ACL-derived cells were harvested and isolated from remnants of ruptured ACLs within 4 weeks of injury in patients who had undergone ACLR. Cells were cultured at passage 3. An ACLM was prepared from human ACL and posterior cruciate ligament tissues. Forty-five Sprague Dawley rats were randomly divided into 3 groups: a standard allograft group, an ACLM powder-only injection group, and an ACL-derived cells and ACLM powder co-injection group (e.g., experimental group). A total of 3.75 × 105 ACL-derived cells (passage 3) was mixed with ACLM powder at a concentration of 30 mg/mL into a 15 µL cell-scaffold suspension and then injected into the decellularized tendon graft before ACLR. The rats were euthanized postoperatively at 4 and 8 weeks for histologic analysis, biomechanical testing, and micro-computed tomography (M-CT) analysis.
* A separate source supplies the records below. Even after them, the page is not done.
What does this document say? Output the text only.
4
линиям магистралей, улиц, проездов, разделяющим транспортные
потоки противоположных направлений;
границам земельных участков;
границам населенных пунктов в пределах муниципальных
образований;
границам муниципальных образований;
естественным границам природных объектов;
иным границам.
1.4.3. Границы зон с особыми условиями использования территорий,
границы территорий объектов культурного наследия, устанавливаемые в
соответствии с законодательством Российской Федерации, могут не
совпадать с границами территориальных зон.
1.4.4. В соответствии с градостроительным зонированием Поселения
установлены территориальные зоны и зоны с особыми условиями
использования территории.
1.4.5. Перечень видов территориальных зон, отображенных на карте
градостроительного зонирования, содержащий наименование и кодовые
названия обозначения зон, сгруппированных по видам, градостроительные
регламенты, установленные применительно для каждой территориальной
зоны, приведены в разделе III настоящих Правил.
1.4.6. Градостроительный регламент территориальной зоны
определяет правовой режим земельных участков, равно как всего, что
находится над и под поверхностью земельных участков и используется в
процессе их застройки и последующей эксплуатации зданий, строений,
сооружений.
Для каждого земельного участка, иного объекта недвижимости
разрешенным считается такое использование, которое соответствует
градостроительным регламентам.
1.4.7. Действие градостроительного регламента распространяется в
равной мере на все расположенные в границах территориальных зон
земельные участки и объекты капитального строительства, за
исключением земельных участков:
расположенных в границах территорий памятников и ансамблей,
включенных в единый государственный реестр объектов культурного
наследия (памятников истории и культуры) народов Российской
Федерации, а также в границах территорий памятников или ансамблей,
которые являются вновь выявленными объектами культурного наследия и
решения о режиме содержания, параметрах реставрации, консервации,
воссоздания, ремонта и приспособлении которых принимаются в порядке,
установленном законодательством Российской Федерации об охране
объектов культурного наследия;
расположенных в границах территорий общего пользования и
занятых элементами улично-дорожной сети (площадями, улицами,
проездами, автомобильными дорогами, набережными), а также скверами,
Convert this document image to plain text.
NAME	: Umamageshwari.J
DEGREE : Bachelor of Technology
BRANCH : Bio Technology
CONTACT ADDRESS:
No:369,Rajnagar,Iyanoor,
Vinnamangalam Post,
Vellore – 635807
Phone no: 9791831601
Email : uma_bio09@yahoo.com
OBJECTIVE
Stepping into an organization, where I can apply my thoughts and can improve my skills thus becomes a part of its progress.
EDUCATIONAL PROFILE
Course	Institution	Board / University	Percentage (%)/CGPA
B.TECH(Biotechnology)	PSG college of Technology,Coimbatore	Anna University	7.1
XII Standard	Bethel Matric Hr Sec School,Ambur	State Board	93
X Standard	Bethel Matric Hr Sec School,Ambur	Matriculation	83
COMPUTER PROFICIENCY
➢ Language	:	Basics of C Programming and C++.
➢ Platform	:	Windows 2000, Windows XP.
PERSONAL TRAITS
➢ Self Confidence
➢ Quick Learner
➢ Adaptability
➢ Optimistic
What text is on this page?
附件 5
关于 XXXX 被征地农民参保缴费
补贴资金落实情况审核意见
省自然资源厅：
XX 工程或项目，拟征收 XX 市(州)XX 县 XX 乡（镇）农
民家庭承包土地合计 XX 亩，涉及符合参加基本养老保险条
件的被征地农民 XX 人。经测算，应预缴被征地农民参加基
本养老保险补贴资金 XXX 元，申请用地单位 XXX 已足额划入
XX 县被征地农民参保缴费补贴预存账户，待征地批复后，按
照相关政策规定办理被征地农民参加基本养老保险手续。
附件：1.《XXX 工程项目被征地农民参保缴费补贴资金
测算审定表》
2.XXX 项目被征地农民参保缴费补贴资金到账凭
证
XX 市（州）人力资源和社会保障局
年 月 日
A 2-tailed paired t-test and 1-way and 2-way analysis of variance were used to compare the data from the experimental and control groups at each time point.

Results

In vitro experiments found that combining ACLM powder and ACL-derived cells improved survival and integration of reseeded cells in the tendon extracellular matrix, resulting in the successful transplantation of ACL-derived cells (p < 0.001). Animal ACLR experiments confirmed histologically improved structural maturation in cellularity, metaplasia, and restoration of collagen crimping in the graft reseeded with ACL-derived cells and ACLM powder. Enhanced gene expression of type I collagen (p < 0.005) resulted in superior mechanical properties of the tendon graft (p < 0.05) compared with the control groups. M-CT analysis revealed a significant increase in the average rate of formation of new bone volume at the femoral (95.3% increase, p = 0.021) and tibial (48.4% increase, p = 0.011) tunnels compared with a standard allograft group.

Conclusion

Implantation of a tendon graft reseeded with culture-expanded ACL-derived cells, and ACLM powder enhanced the tendon graft's maturation process and mechanical properties. We provide in vitro and in vivo proof-of-concept evidence supporting the efficacy of reseeding a tendon graft with ACL-derived cells combined with ACLM powder as a biological scaffold for ACL reconstruction.